Walton and Okaloosa Counties are about to be traversed, once again, by a natural gas pipeline to be built across the north end of both counties. This pipeline will be the same in character, but different in degree from two other gas lines that already run the same path. The others are smaller, with less pressure, and less content running through the pipe. Owners in both counties have been offered the “value” of the property to be taken, in exchange for a permanent easement across their property. Some have questioned the amounts offered, and this article examines the value of their property, and makes some suggestions about the response they should make.

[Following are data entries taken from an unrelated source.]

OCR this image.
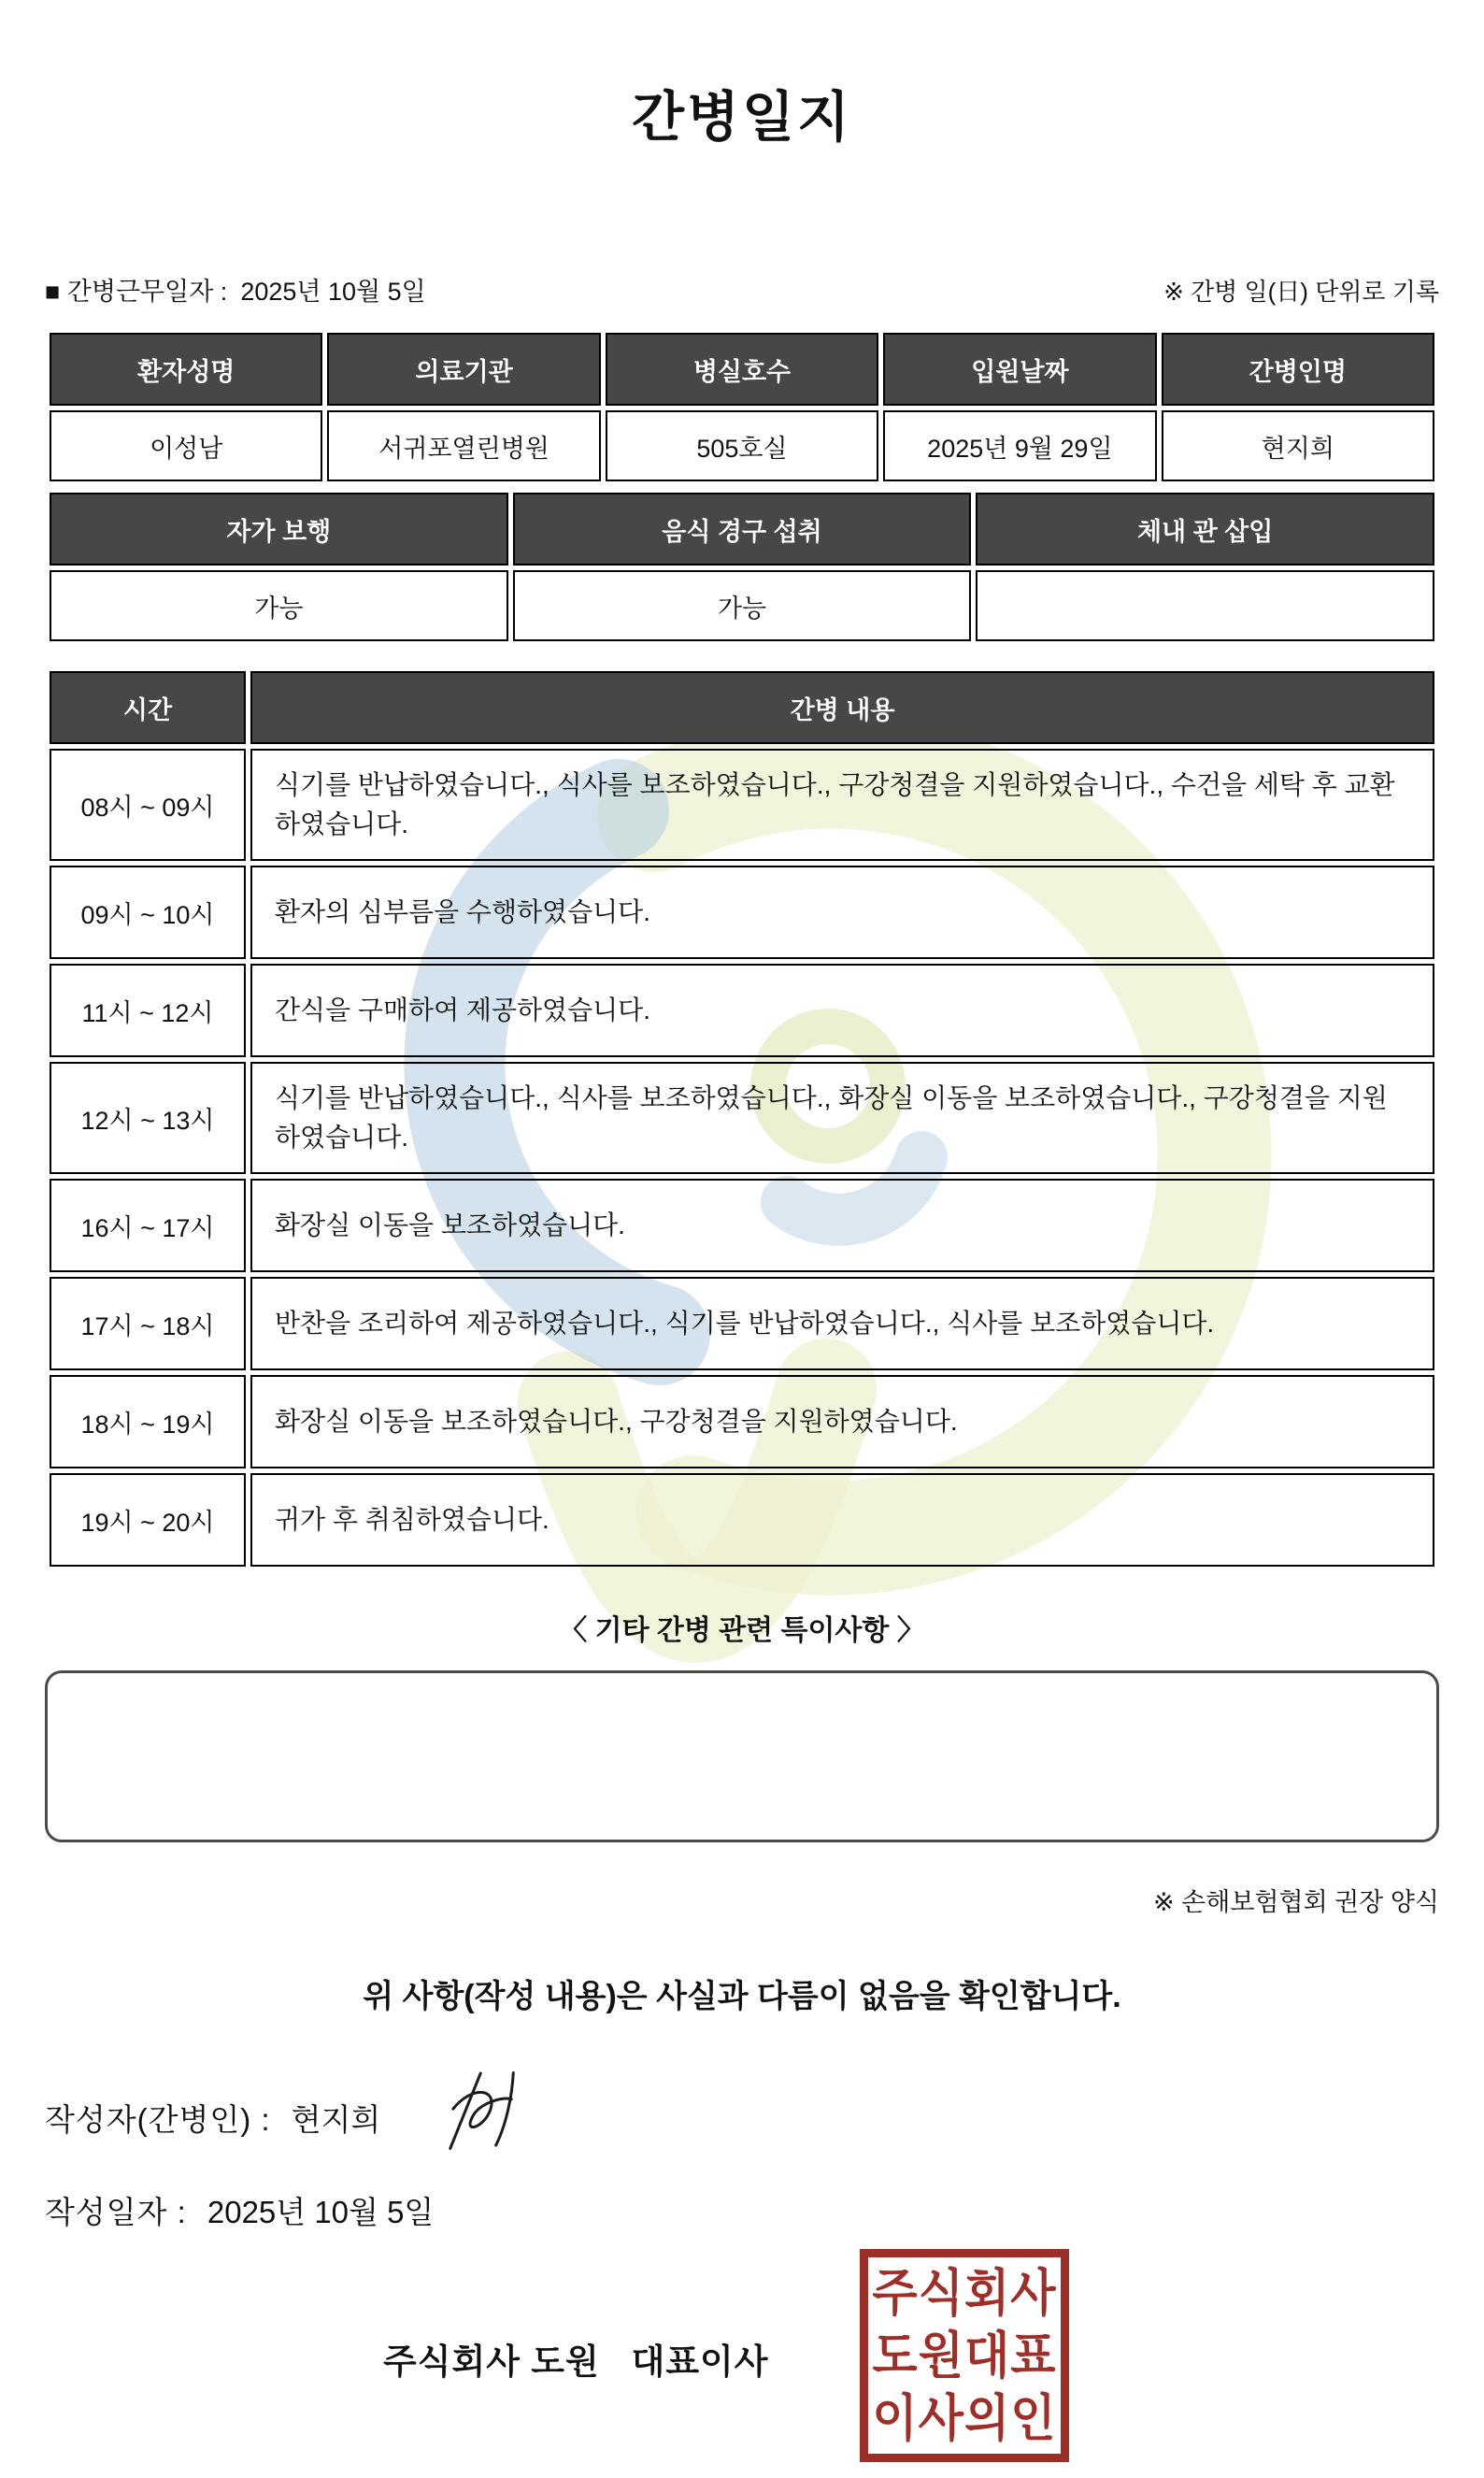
간병일지
■ 간병근무일자 : 2025년 10월 5일	※ 간병 일(日) 단위로 기록
환자성명	의료기관	병실호수	입원날짜	간병인명
이성남	서귀포열린병원	505호실	2025년 9월 29일	현지희
자가 보행	음식 경구 섭취	체내 관 삽입
가능	가능	
시간	간병 내용
08시 ~ 09시	식기를 반납하였습니다., 식사를 보조하였습니다., 구강청결을 지원하였습니다., 수건을 세탁 후 교환하였습니다.
09시 ~ 10시	환자의 심부름을 수행하였습니다.
11시 ~ 12시	간식을 구매하여 제공하였습니다.
12시 ~ 13시	식기를 반납하였습니다., 식사를 보조하였습니다., 화장실 이동을 보조하였습니다., 구강청결을 지원하였습니다.
16시 ~ 17시	화장실 이동을 보조하였습니다.
17시 ~ 18시	반찬을 조리하여 제공하였습니다., 식기를 반납하였습니다., 식사를 보조하였습니다.
18시 ~ 19시	화장실 이동을 보조하였습니다., 구강청결을 지원하였습니다.
19시 ~ 20시	귀가 후 취침하였습니다.
〈 기타 간병 관련 특이사항 〉
※ 손해보험협회 권장 양식
위 사항(작성 내용)은 사실과 다름이 없음을 확인합니다.
작성자(간병인) : 현지희
작성일자 : 2025년 10월 5일
주식회사 도원   대표이사
주식회사
도원대표
이사의인
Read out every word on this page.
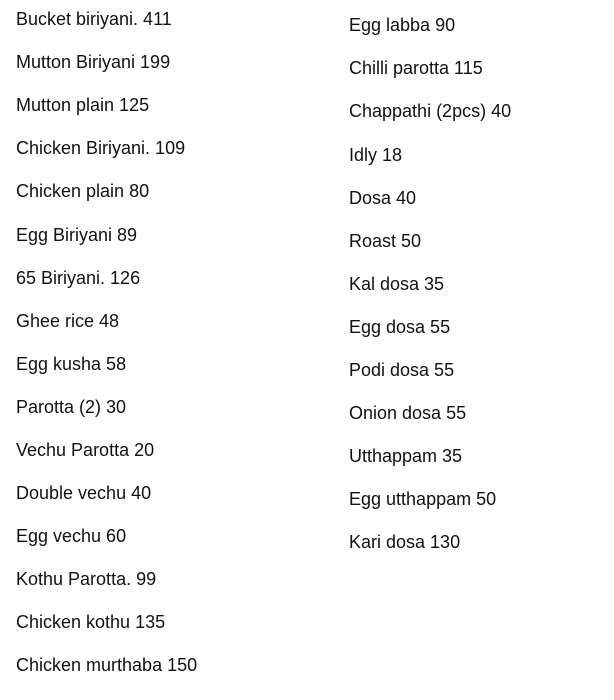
Bucket biriyani. 411
Mutton Biriyani 199
Mutton plain 125
Chicken Biriyani. 109
Chicken plain 80
Egg Biriyani 89
65 Biriyani. 126
Ghee rice 48
Egg kusha 58
Parotta (2) 30
Vechu Parotta 20
Double vechu 40
Egg vechu 60
Kothu Parotta. 99
Chicken kothu 135
Chicken murthaba 150
Egg labba 90
Chilli parotta 115
Chappathi (2pcs) 40
Idly 18
Dosa 40
Roast 50
Kal dosa 35
Egg dosa 55
Podi dosa 55
Onion dosa 55
Utthappam 35
Egg utthappam 50
Kari dosa 130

The swath of land the pipe will actually occupy is about 3 feet in width, and the transmission company’s appraiser has generously offered each owner the actual value of 25 feet on either side of the line, because the company says they do not want somebody building within 25 feet of the pipe. Therefore, it is only fair, they say, that the easement they demand, and for which they must pay, is 50 feet in width. That, the Company says, only makes sense, and that is what they should be required to pay for.
The gas transmission company has valued the 50-foot easement by very credentialed, highly motivated appraisers. If asked, the Company will tell you that the pipe to be installed is to be 36 inches in diameter, and carries over one thousand pounds per square inch of pressure, 24 hours a day.
What the Company will not tell you, even if asked, is the distance from such a pipeline that an intelligent person could build a permanent structure. That distance may be as much as 500 feet. If it is, even if the person owned hundreds of acres, he could do nothing but grow pine trees for a swath 1,000 feet wide, all the way across the property. What would that do to the future development value of his land, and of a significant portion of the north end of both counties? Suppose, as is the case of one property owner I know, his property is a long, narrow strip of property, rectangular in shape, 10 acres in size, across which the pipeline will span diagonally. A 1000-foot strip on which no permanent development can occur will render the entire property useless for anything except growing crops or hunting deer. That owner has to be a hunter and hope there are lots of deer or that pine tree futures go really high one day. Neither will be the highest and best use of the land.
Florida law allows a jury to assess “severance damages” where a condemning authority takes only a portion of property, but the planned use so severely affects the value of the remaining property that the owner should be compensated not just for the property actually taken, but also for that which is diminished in value but not taken. The Florida Constitution requires that the condemning authority pay the owner for all damages. That includes the “severance damages” described in this article, and for all legal and appraiser fees.
A sizable band of property all across north Florida is about to be imprinted forever by one more gas line. That cannot be avoided. But owners of the property should decline to accept the pennies-on-the-dollar approach that the pipeline company is offering in exchange for permanently restricting the use of their land. I assure you that when the pipe is installed and carrying gas to other parts of Florida, the cost of gas in north Florida will not be reduced to recompense our sacrifice for the benefit of others.